The statue is said to be made in the image of Friday, a dog owned by alleged sheep stealer, James MacKenzie, who lived in New Zealand back in the 1850s.

MacKenzie allegedly stole over 1000 sheep and with the help of Friday, moved them inlands, leading to the discovery of Mackenzie District.

After their capture, MacKenzie and Friday were brought to trial.

From James MacKenzie, A story of one man and his dog

During the trial, one by one the witnesses rounded off the whole story of the stolen mob and Mackenzie’s flight.
“Bring in the dog,” called out the judge.
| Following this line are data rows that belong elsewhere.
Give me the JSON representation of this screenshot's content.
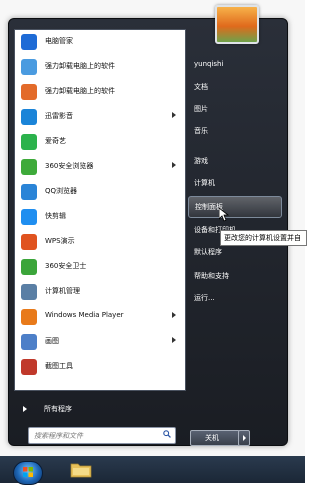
{
  "left_programs": [
    {
      "label": "电脑管家",
      "icon": "pc-manager-icon",
      "color": "#1e6bd6",
      "arrow": false
    },
    {
      "label": "强力卸载电脑上的软件",
      "icon": "uninstall-software-icon",
      "color": "#4a9be0",
      "arrow": false
    },
    {
      "label": "强力卸载电脑上的软件",
      "icon": "uninstall-software-icon",
      "color": "#e36b2a",
      "arrow": false
    },
    {
      "label": "迅雷影音",
      "icon": "xunlei-player-icon",
      "color": "#1a84d8",
      "arrow": true
    },
    {
      "label": "爱奇艺",
      "icon": "iqiyi-icon",
      "color": "#2bb24c",
      "arrow": false
    },
    {
      "label": "360安全浏览器",
      "icon": "360-browser-icon",
      "color": "#3eaa3a",
      "arrow": true
    },
    {
      "label": "QQ浏览器",
      "icon": "qq-browser-icon",
      "color": "#2a84d7",
      "arrow": false
    },
    {
      "label": "快剪辑",
      "icon": "kuaijianji-icon",
      "color": "#1f8ef0",
      "arrow": false
    },
    {
      "label": "WPS演示",
      "icon": "wps-presentation-icon",
      "color": "#e0531f",
      "arrow": false
    },
    {
      "label": "360安全卫士",
      "icon": "360-safeguard-icon",
      "color": "#3ba53a",
      "arrow": false
    },
    {
      "label": "计算机管理",
      "icon": "computer-management-icon",
      "color": "#5a7fa5",
      "arrow": false
    },
    {
      "label": "Windows Media Player",
      "icon": "windows-media-player-icon",
      "color": "#e87a1a",
      "arrow": true
    },
    {
      "label": "画图",
      "icon": "paint-icon",
      "color": "#4d7fc8",
      "arrow": true
    },
    {
      "label": "截图工具",
      "icon": "snipping-tool-icon",
      "color": "#c0392b",
      "arrow": false
    }
  ],
  "all_programs": "所有程序",
  "search": {
    "placeholder": "搜索程序和文件"
  },
  "right_items": [
    {
      "label": "yunqishi",
      "name": "user-name-link"
    },
    {
      "label": "文档",
      "name": "documents-link"
    },
    {
      "label": "图片",
      "name": "pictures-link"
    },
    {
      "label": "音乐",
      "name": "music-link"
    },
    {
      "label": "游戏",
      "name": "games-link"
    },
    {
      "label": "计算机",
      "name": "computer-link"
    },
    {
      "label": "控制面板",
      "name": "control-panel-link"
    },
    {
      "label": "设备和打印机",
      "name": "devices-printers-link"
    },
    {
      "label": "默认程序",
      "name": "default-programs-link"
    },
    {
      "label": "帮助和支持",
      "name": "help-support-link"
    },
    {
      "label": "运行...",
      "name": "run-link"
    }
  ],
  "shutdown_label": "关机",
  "tooltip": "更改您的计算机设置并自"
}
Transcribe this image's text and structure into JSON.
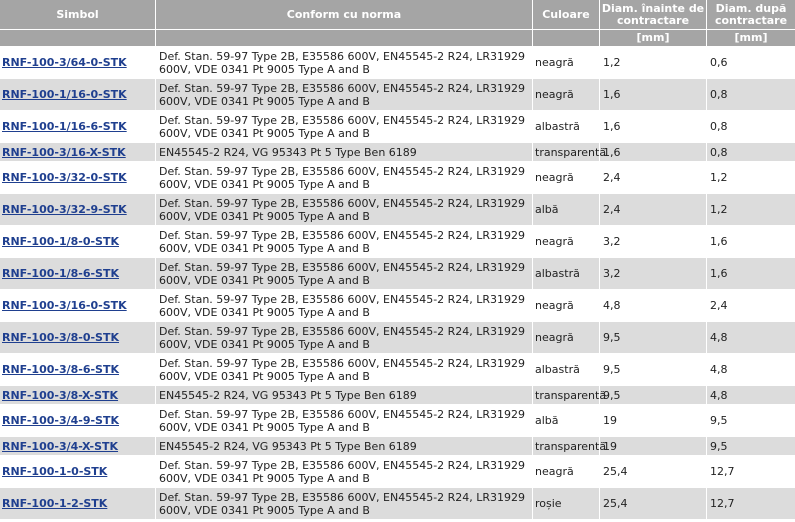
{
  "headers": {
    "symbol": "Simbol",
    "standard": "Conform cu norma",
    "color": "Culoare",
    "diam_before": "Diam. înainte de contractare",
    "diam_after": "Diam. după contractare",
    "unit_before": "[mm]",
    "unit_after": "[mm]"
  },
  "rows": [
    {
      "symbol": "RNF-100-3/64-0-STK",
      "standard": "Def. Stan. 59-97 Type 2B, E35586 600V, EN45545-2 R24, LR31929 600V, VDE 0341 Pt 9005 Type A and B",
      "color": "neagră",
      "before": "1,2",
      "after": "0,6"
    },
    {
      "symbol": "RNF-100-1/16-0-STK",
      "standard": "Def. Stan. 59-97 Type 2B, E35586 600V, EN45545-2 R24, LR31929 600V, VDE 0341 Pt 9005 Type A and B",
      "color": "neagră",
      "before": "1,6",
      "after": "0,8"
    },
    {
      "symbol": "RNF-100-1/16-6-STK",
      "standard": "Def. Stan. 59-97 Type 2B, E35586 600V, EN45545-2 R24, LR31929 600V, VDE 0341 Pt 9005 Type A and B",
      "color": "albastră",
      "before": "1,6",
      "after": "0,8"
    },
    {
      "symbol": "RNF-100-3/16-X-STK",
      "standard": "EN45545-2 R24, VG 95343 Pt 5 Type Ben 6189",
      "color": "transparentă",
      "before": "1,6",
      "after": "0,8"
    },
    {
      "symbol": "RNF-100-3/32-0-STK",
      "standard": "Def. Stan. 59-97 Type 2B, E35586 600V, EN45545-2 R24, LR31929 600V, VDE 0341 Pt 9005 Type A and B",
      "color": "neagră",
      "before": "2,4",
      "after": "1,2"
    },
    {
      "symbol": "RNF-100-3/32-9-STK",
      "standard": "Def. Stan. 59-97 Type 2B, E35586 600V, EN45545-2 R24, LR31929 600V, VDE 0341 Pt 9005 Type A and B",
      "color": "albă",
      "before": "2,4",
      "after": "1,2"
    },
    {
      "symbol": "RNF-100-1/8-0-STK",
      "standard": "Def. Stan. 59-97 Type 2B, E35586 600V, EN45545-2 R24, LR31929 600V, VDE 0341 Pt 9005 Type A and B",
      "color": "neagră",
      "before": "3,2",
      "after": "1,6"
    },
    {
      "symbol": "RNF-100-1/8-6-STK",
      "standard": "Def. Stan. 59-97 Type 2B, E35586 600V, EN45545-2 R24, LR31929 600V, VDE 0341 Pt 9005 Type A and B",
      "color": "albastră",
      "before": "3,2",
      "after": "1,6"
    },
    {
      "symbol": "RNF-100-3/16-0-STK",
      "standard": "Def. Stan. 59-97 Type 2B, E35586 600V, EN45545-2 R24, LR31929 600V, VDE 0341 Pt 9005 Type A and B",
      "color": "neagră",
      "before": "4,8",
      "after": "2,4"
    },
    {
      "symbol": "RNF-100-3/8-0-STK",
      "standard": "Def. Stan. 59-97 Type 2B, E35586 600V, EN45545-2 R24, LR31929 600V, VDE 0341 Pt 9005 Type A and B",
      "color": "neagră",
      "before": "9,5",
      "after": "4,8"
    },
    {
      "symbol": "RNF-100-3/8-6-STK",
      "standard": "Def. Stan. 59-97 Type 2B, E35586 600V, EN45545-2 R24, LR31929 600V, VDE 0341 Pt 9005 Type A and B",
      "color": "albastră",
      "before": "9,5",
      "after": "4,8"
    },
    {
      "symbol": "RNF-100-3/8-X-STK",
      "standard": "EN45545-2 R24, VG 95343 Pt 5 Type Ben 6189",
      "color": "transparentă",
      "before": "9,5",
      "after": "4,8"
    },
    {
      "symbol": "RNF-100-3/4-9-STK",
      "standard": "Def. Stan. 59-97 Type 2B, E35586 600V, EN45545-2 R24, LR31929 600V, VDE 0341 Pt 9005 Type A and B",
      "color": "albă",
      "before": "19",
      "after": "9,5"
    },
    {
      "symbol": "RNF-100-3/4-X-STK",
      "standard": "EN45545-2 R24, VG 95343 Pt 5 Type Ben 6189",
      "color": "transparentă",
      "before": "19",
      "after": "9,5"
    },
    {
      "symbol": "RNF-100-1-0-STK",
      "standard": "Def. Stan. 59-97 Type 2B, E35586 600V, EN45545-2 R24, LR31929 600V, VDE 0341 Pt 9005 Type A and B",
      "color": "neagră",
      "before": "25,4",
      "after": "12,7"
    },
    {
      "symbol": "RNF-100-1-2-STK",
      "standard": "Def. Stan. 59-97 Type 2B, E35586 600V, EN45545-2 R24, LR31929 600V, VDE 0341 Pt 9005 Type A and B",
      "color": "roșie",
      "before": "25,4",
      "after": "12,7"
    }
  ]
}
I saw MacKenzie start and gnaw his fingers a moment, as the crowd stared at the slim timid little black beast, that had outwitted grey old shepherds, with the dumb crambo tricks Mac had taught her. He slipped her chain coming in, and in another minute the slim, sad-eyed thing was scratching and whining at the woodwork, trying to get to Jock.
And Jock – the dog’s eyes had made a baby of him, six-footer that he was. The tears ran down and lost themselves in his red beard as he said over and over,

“Eh, lassie! Poor lassie. They’ve got you too!”
Well, I felt smaller that matchwood that minute. There, on the one hand, was all civilisation with it’s thumb turned down; on the other, this neolithic survival of a man and his soft-eyed dog bearing it all!

“That is enough; remove the dog,” said the judge.

“Leave the dog to me; she was mine, bought with my own money; she was doing no harm to nobody, and she was a good friend to me that has no other. Leave me the poor beastie! I’ll make your roads; I`ll break your stone; I`ll call myself thief; but let her stay. She’ll work for me, will never lift sheep more, only let me keep her.”

“The dogs a witch; and a witch is not allowed to live – Holy Writ for that!
She could sweep a run by herself. Reform a dog? Yes, with a bullet – thats the only way.”
I thought Mackenzie would burst his heart at that. For myself, I hardly waited for the Court to adjourn before bouncing on the Super like a young tornado. (the Super was the Superintendent of Canterbury, James Edward FitzGerald.)

Good old Fitzs Irish blood was up, too.

The powers of justice heard a deal about matters canine that afternoon; and the upshot was that the dog was banished from the holy soil of Canterbury and sent back with a guard of honour to Otago, where she lived long and saw good days.”